This article explores ITA No. 1891/DEL/2020, involving GM Overseas, New Delhi, and the Assistant Commissioner of Income Tax (ACIT), Circle-48(1), New Delhi. The case concerns the Assessment Year (AY) 2010-11, was filed on November 20, 2020, and the final order was pronounced on March 21, 2022. The core issue revolves around the validity of the reassessment proceedings and the addition of unexplained cash credit under Section 68 of the Income Tax Act.
GM Overseas is a partnership firm engaged in the business of trading rice and other food grains and sorting rice. The firm filed its return of income on September 27, 2010, declaring an income of Rs. 25,85,610/-. The assessment was completed under Section 143(3) on February 1, 2013, determining the total income at Rs. 27,10,350/-. Subsequently, based on information received from the Investigation Wing of the Department, the Assessing Officer (AO) recorded reasons to reopen the assessment under Section 147, suspecting that GM Overseas had received an accommodation entry of Rs. 4,00,00,112/- from M/s Index Securities and Research Pvt. Ltd. during FY 2009-10.
The AO recorded the following reasons for reopening the assessment:
As per the information received from ADIT(Inv), Unit-5(3), New Delhi, vide letter No.ADIT(Inv.)/Unit-5(3)/Asharam/2016-17/278 dated 27.03.2017, M/s GM Overseas has received credit of Rs. 4,00,00,112/- from M/s Index Securities & Research Pvt. Ltd. during FY 2009-10 relevant to AY 2010-11.
On the basis of the information, a survey action was conducted on the office premises of Shri Santlal Agarwal on 09.03.2016. It was gathered that M/s Index Securities & Research Pvt. Ltd. provided accommodation entries to various entities. The Directors of M/s Index Securities & Research Pvt. Ltd., Sh. Vinod Kumar Taneja and Smt. Chanchal Taneja, admitted that it was a paper company and was involved in providing loans to various companies.
From the statement of the Directors, it was clear that M/s Index Securities & Research Pvt.
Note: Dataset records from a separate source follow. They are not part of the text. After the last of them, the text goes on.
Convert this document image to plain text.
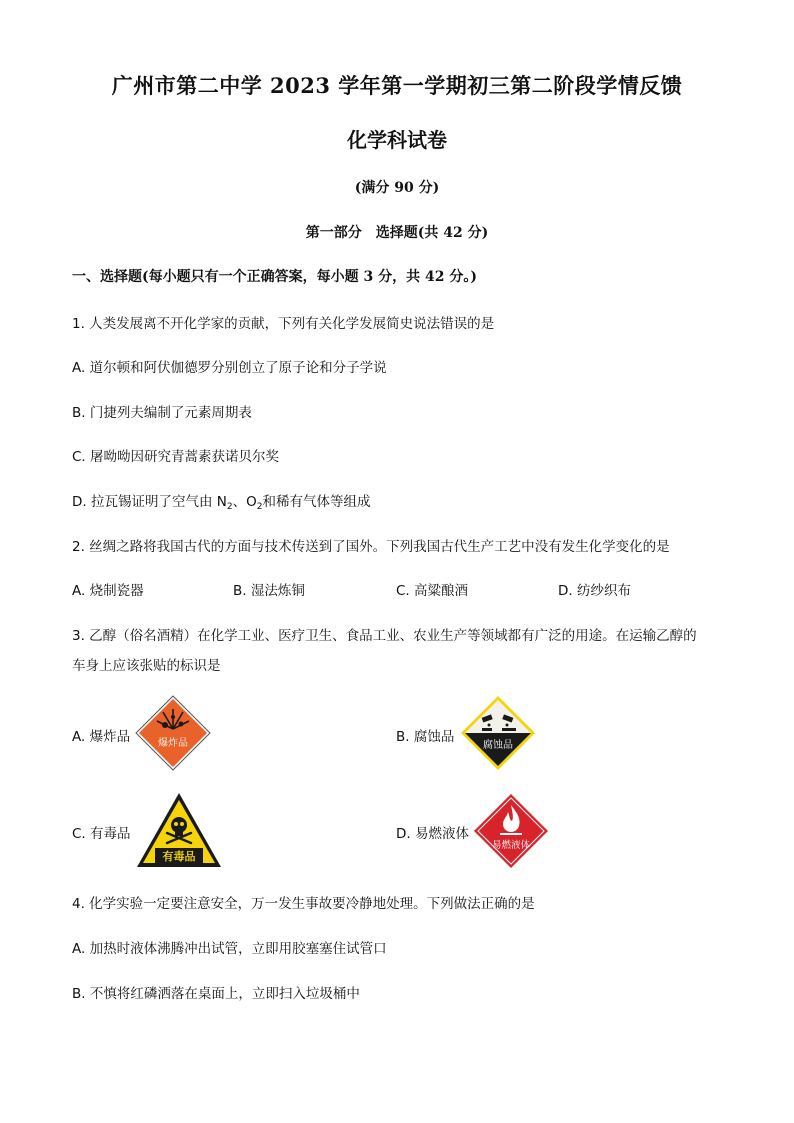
广州市第二中学 2023 学年第一学期初三第二阶段学情反馈
化学科试卷
(满分 90 分)
第一部分　选择题(共 42 分)
一、选择题(每小题只有一个正确答案，每小题 3 分，共 42 分。)
1. 人类发展离不开化学家的贡献，下列有关化学发展简史说法错误的是
A. 道尔顿和阿伏伽德罗分别创立了原子论和分子学说
B. 门捷列夫编制了元素周期表
C. 屠呦呦因研究青蒿素获诺贝尔奖
D. 拉瓦锡证明了空气由 $N_2$、$O_2$和稀有气体等组成
2. 丝绸之路将我国古代的方面与技术传送到了国外。下列我国古代生产工艺中没有发生化学变化的是
A. 烧制瓷器	B. 湿法炼铜	C. 高粱酿酒	D. 纺纱织布
3. 乙醇（俗名酒精）在化学工业、医疗卫生、食品工业、农业生产等领域都有广泛的用途。在运输乙醇的
车身上应该张贴的标识是
A. 爆炸品	爆炸品	B. 腐蚀品
腐蚀品
C. 有毒品
有毒品
D. 易燃液体
易燃液体
4. 化学实验一定要注意安全，万一发生事故要冷静地处理。下列做法正确的是
A. 加热时液体沸腾冲出试管，立即用胶塞塞住试管口
B. 不慎将红磷洒落在桌面上，立即扫入垃圾桶中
Ltd. was involved in providing accommodation entries to various beneficiaries, including M/s GM Overseas, which received credits amounting to Rs. 4,00,00,112/- during FY 2009-10. Therefore, I have reasons to believe that the income of the assessee to the extent of Rs. 4,00,00,112/- has escaped assessment for AY 2010-11.
The AO issued statutory notices under Section 143(2), and the assessee appeared and filed requisite details. During the reassessment proceedings, the AO asked the assessee to substantiate the amount received from M/s Index Securities and Research Pvt. Ltd. Rejecting the various explanations given by the assessee, the AO made an addition of Rs. 4 crore to the total income of the assessee, invoking the provisions of Section 68 read with Section 115BBE.
Before the Commissioner of Income Tax (Appeals) [CIT(A)], the assessee challenged the validity of the reassessment proceedings and the addition on merit. However, the CIT(A) upheld both the reassessment proceedings and the addition.
Aggrieved by the order of the CIT(A), the assessee appealed to the Income Tax Appellate Tribunal (ITAT), raising several grounds, including the improper initiation of reassessment proceedings and the addition of Rs. 4 crore as unexplained cash credit.
The ITAT, comprising Shri R.K. Panda, Accountant Member, and Shri N.K. Choudhry, Judicial Member, reviewed the case. The tribunal noted that the reassessment was initiated after four years from the end of the relevant assessment year and that the AO had not mentioned any failure on the part of the assessee to disclose fully and truly all material facts necessary for assessment.
The ITAT relied on several judicial precedents, including the decision of the Hon’ble Delhi High Court in the case of Haryana Acrylic Manufacturing Co., which held that in the absence of any allegation of failure on the part of the assessee to disclose fully and truly all material facts, the reassessment proceedings initiated after four years are not valid.
The ITAT concluded that the reassessment proceedings initiated by the AO were not in accordance with the law and quashed the same. The tribunal did not adjudicate the other grounds challenging the validity of reassessment proceedings and the addition on merit, as the assessee succeeded on the legal ground.
The ITAT’s decision underscores the importance of adhering to the statutory requirements for reopening assessments, especially the need for a clear allegation of failure to disclose material facts when reassessment is initiated after four years from the end of the relevant assessment year.
The final order, pronounced on March 21, 2022, reads:
In the result, the appeal filed by the assessee is allowed.
Signed by:
(N.K. CHOUDHRY) Judicial Member
(R.K. PANDA) Accountant Member
Dated: 21st March, 2022
This judgment highlights the necessity for detailed enquiry and verification in the assessment process, ensuring that all claims are scrutinized and justified appropriately.